Events of the past four years since the onset of the global economic crisis have proven modern portfolio theory and practice wrong, according to a group of chief investment officers.

2

The 300 Club, which includes representatives from companies such as Aon Hewitt and Schroders, said the belief that markets are efficient and that active investment management does not work was 'untrue'.

Based on the view that risk is the centrepiece of portfolio management, the capital asset pricing model and the efficient market hypothesis had become the drivers behind portfolio theory, the club's report, The Death of common sense; how elegant theories contributed to the 2008 market collapse, explained.

CAPM leads to the conclusion that active management cannot add value to investments, while EMH states it is impossible to 'beat the market'. However, in its report, The 300 Club highlighted anomalies which deliver higher returns that cannot be explained by the EMH.
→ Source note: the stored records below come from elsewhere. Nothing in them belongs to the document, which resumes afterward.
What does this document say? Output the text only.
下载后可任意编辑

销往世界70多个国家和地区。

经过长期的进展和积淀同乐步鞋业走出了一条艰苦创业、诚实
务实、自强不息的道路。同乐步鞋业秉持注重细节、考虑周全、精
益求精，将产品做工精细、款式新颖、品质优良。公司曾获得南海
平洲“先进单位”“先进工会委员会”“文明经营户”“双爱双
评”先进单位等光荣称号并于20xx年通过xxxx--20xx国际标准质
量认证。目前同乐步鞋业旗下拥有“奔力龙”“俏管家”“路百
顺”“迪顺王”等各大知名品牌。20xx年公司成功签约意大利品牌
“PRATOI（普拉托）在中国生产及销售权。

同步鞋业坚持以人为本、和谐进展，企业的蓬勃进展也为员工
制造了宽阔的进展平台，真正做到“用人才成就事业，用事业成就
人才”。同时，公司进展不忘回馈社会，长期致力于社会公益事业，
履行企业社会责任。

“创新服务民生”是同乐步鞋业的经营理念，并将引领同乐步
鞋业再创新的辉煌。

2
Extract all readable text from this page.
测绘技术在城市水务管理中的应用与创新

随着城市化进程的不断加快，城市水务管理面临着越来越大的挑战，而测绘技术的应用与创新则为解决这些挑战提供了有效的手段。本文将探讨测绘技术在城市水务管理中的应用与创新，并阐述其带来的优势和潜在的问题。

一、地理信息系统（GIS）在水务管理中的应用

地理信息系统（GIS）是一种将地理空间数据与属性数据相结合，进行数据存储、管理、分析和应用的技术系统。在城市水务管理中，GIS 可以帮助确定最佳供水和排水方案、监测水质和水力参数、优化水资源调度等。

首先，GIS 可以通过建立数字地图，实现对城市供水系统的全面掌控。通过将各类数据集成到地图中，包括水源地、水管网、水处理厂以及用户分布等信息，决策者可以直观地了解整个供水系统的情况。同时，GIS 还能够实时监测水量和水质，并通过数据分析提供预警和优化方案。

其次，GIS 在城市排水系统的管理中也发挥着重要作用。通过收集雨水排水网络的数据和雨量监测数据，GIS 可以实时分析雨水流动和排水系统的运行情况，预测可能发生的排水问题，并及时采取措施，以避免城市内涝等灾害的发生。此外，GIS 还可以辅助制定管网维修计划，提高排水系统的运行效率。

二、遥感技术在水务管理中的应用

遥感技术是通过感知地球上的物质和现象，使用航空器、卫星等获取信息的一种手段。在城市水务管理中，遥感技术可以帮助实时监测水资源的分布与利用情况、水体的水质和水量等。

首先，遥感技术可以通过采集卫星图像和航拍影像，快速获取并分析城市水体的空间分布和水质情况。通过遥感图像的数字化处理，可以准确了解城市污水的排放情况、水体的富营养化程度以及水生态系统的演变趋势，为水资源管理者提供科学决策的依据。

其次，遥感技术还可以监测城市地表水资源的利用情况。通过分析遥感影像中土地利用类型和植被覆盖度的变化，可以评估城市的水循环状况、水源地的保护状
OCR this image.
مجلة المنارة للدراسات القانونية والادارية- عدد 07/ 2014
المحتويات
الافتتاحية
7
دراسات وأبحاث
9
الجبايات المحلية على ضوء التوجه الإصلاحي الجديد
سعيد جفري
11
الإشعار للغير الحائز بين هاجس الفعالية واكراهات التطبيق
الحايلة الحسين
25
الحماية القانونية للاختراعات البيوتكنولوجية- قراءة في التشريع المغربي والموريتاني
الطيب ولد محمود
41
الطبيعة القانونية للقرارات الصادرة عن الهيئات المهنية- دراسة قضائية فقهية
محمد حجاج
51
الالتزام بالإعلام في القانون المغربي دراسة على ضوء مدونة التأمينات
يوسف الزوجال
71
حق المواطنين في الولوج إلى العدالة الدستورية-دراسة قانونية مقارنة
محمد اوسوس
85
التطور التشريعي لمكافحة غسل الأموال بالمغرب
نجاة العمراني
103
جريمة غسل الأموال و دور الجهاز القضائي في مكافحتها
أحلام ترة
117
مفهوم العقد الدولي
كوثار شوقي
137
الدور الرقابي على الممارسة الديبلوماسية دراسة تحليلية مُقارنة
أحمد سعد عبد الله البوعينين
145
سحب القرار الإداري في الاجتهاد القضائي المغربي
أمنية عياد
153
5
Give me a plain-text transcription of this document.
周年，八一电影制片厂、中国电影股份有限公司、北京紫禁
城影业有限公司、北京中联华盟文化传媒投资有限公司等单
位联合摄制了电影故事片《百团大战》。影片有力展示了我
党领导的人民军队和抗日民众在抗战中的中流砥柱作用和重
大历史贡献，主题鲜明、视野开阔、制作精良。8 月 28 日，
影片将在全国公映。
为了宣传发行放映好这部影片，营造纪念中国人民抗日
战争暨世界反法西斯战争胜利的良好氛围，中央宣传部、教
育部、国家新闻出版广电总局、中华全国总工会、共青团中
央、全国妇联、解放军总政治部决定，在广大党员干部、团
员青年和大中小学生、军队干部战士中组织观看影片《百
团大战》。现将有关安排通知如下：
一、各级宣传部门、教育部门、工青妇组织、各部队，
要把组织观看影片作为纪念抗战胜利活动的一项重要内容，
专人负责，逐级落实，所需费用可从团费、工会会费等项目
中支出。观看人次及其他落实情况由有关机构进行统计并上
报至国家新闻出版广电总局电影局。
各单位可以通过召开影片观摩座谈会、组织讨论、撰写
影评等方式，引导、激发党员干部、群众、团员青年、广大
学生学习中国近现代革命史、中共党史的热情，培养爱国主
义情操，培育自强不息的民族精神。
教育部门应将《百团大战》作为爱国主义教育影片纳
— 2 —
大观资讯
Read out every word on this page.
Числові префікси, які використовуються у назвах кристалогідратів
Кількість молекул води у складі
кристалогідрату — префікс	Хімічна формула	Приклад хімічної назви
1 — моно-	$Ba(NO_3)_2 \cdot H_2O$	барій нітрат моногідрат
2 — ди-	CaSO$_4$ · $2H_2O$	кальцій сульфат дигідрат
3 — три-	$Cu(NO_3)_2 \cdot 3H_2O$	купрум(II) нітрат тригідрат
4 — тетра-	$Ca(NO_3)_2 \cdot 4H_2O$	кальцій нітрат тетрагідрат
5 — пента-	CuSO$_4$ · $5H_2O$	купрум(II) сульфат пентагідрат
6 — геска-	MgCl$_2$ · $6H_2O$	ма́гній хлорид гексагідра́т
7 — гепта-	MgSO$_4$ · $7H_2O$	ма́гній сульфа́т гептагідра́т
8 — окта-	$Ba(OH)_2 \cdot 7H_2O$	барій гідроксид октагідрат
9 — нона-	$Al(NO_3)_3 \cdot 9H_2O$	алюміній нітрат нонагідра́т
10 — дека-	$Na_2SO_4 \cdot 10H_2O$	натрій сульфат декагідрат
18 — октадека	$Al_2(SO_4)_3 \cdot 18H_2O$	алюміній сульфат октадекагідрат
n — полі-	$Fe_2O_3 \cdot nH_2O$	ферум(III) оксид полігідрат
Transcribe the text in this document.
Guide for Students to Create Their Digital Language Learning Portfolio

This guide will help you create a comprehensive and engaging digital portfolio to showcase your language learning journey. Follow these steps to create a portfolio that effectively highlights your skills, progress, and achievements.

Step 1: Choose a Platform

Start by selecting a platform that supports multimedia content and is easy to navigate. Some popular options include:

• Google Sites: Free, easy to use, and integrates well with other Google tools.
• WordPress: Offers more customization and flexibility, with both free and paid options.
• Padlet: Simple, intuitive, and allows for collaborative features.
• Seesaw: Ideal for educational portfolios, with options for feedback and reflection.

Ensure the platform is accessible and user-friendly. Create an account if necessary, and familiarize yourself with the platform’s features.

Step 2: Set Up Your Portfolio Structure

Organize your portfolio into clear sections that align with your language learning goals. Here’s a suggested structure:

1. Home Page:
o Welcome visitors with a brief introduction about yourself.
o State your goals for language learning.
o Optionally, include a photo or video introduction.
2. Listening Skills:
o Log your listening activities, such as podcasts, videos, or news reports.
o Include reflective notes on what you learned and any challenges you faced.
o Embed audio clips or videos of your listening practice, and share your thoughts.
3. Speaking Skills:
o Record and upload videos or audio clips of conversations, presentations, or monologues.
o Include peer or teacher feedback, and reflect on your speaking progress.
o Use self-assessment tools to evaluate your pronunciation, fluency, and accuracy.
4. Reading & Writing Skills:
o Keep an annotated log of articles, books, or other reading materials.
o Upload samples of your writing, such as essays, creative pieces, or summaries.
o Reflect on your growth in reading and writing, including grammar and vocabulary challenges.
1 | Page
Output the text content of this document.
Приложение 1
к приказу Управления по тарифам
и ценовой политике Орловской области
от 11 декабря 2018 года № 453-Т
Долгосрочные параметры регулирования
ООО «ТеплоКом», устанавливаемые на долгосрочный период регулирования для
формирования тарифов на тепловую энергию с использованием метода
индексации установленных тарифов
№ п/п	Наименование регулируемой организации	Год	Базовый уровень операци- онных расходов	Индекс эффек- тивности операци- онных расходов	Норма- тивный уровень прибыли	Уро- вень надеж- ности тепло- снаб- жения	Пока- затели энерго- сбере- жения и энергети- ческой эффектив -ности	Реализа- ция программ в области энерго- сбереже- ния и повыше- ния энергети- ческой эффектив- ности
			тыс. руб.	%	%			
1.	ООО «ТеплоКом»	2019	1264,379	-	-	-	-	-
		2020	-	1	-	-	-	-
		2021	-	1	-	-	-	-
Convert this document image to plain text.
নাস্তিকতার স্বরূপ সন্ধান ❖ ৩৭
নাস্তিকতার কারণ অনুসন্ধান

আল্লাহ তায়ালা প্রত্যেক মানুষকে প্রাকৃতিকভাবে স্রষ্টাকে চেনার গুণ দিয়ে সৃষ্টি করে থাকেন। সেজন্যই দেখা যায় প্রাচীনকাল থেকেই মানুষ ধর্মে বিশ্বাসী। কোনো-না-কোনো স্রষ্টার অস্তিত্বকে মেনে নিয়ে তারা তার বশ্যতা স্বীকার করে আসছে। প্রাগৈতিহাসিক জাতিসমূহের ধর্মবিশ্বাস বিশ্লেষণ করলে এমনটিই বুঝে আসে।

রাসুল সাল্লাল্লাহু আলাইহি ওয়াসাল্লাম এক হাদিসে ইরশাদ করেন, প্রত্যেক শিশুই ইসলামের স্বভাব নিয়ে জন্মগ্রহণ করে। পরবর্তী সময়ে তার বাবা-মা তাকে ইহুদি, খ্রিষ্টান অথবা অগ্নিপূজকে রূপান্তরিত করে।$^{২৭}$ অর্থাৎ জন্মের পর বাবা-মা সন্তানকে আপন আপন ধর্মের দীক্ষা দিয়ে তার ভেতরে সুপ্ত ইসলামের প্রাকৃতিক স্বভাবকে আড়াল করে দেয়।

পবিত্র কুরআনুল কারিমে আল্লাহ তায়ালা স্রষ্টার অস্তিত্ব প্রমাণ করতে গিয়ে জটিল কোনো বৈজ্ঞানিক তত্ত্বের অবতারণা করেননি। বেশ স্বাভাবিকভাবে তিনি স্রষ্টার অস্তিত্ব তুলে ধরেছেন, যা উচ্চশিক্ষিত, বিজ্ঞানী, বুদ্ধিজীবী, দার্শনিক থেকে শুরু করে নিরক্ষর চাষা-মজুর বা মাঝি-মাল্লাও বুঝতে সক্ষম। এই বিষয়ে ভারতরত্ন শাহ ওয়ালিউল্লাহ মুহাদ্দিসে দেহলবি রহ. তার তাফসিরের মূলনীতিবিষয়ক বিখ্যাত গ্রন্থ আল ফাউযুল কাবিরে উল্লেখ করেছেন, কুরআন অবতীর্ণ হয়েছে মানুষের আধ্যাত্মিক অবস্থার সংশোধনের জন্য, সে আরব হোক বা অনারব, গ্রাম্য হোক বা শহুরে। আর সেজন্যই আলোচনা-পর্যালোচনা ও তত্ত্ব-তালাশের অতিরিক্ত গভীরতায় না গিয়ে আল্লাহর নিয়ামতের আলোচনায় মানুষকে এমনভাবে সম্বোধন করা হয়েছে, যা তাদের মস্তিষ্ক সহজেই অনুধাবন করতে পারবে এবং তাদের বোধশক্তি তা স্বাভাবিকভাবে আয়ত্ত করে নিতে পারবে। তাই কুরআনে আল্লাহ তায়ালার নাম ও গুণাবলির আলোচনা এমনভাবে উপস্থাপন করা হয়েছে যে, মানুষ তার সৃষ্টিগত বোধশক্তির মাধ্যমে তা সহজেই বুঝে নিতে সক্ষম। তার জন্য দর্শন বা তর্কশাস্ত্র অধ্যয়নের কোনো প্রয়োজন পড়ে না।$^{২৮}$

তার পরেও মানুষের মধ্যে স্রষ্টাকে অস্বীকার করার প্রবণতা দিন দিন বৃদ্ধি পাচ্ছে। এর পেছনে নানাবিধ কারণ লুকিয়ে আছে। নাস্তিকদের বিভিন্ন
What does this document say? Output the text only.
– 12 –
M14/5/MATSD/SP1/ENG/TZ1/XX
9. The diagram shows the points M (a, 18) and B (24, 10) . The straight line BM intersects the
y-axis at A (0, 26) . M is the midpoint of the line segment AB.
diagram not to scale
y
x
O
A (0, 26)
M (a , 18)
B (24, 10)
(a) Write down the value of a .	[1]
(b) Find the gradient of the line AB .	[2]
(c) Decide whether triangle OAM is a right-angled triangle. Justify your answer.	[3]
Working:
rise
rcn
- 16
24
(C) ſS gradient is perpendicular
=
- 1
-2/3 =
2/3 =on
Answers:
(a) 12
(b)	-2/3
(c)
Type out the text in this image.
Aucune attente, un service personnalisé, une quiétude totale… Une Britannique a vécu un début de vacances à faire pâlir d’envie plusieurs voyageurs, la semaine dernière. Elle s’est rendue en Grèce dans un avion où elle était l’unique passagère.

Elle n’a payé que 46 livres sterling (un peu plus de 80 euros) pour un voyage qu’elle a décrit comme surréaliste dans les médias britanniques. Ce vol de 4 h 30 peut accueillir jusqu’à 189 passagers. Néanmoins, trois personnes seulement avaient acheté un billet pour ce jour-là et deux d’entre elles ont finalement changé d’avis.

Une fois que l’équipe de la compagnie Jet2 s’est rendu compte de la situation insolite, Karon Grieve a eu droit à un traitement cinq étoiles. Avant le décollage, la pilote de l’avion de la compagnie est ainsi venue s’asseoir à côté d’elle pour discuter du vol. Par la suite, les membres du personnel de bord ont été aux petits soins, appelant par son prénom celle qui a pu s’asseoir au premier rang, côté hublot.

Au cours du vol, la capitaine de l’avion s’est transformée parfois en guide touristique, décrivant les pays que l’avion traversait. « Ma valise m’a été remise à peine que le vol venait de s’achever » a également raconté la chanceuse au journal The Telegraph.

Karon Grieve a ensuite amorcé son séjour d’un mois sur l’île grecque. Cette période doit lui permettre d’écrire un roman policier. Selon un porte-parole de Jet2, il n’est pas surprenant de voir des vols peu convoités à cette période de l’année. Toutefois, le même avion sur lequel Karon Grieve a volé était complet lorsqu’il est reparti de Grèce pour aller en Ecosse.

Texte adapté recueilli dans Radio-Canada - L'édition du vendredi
Professor  Amin Rajan, the report's author, said: 'The anomalies mean that the whole paradigm of rational expectations that reigned supreme for nearly fifty years is no more than an ideological aspiration about how markets ought to work under the tenets of neo-classical economics.

'The crash-landing of its two cherished idols - CAPM and EMH - in 2008 shows all too well that they were as remote from the complexities of markets as the man on the moon.

EMH had cultivated a belief that the market is always right, turning investing into a science with modern innovations such as derivatives, shorting and high frequency trading. This approach has resulted in systemic risks, complexity in products and higher charges, the report said.

It has also, Professor Rajan said, 'depersonalised' relations between investors and their asset managers. 'Unlike their physical counterparts, investment products do not have a definable shelf life or have predictable outcomes,' he said.

'For good returns, what matters most is timing and market environment - both of which require a far higher degree of engagement between investors and their managers than has been the case over the past 20 years.'

This article appeared in our May 2012 issue of The Actuary.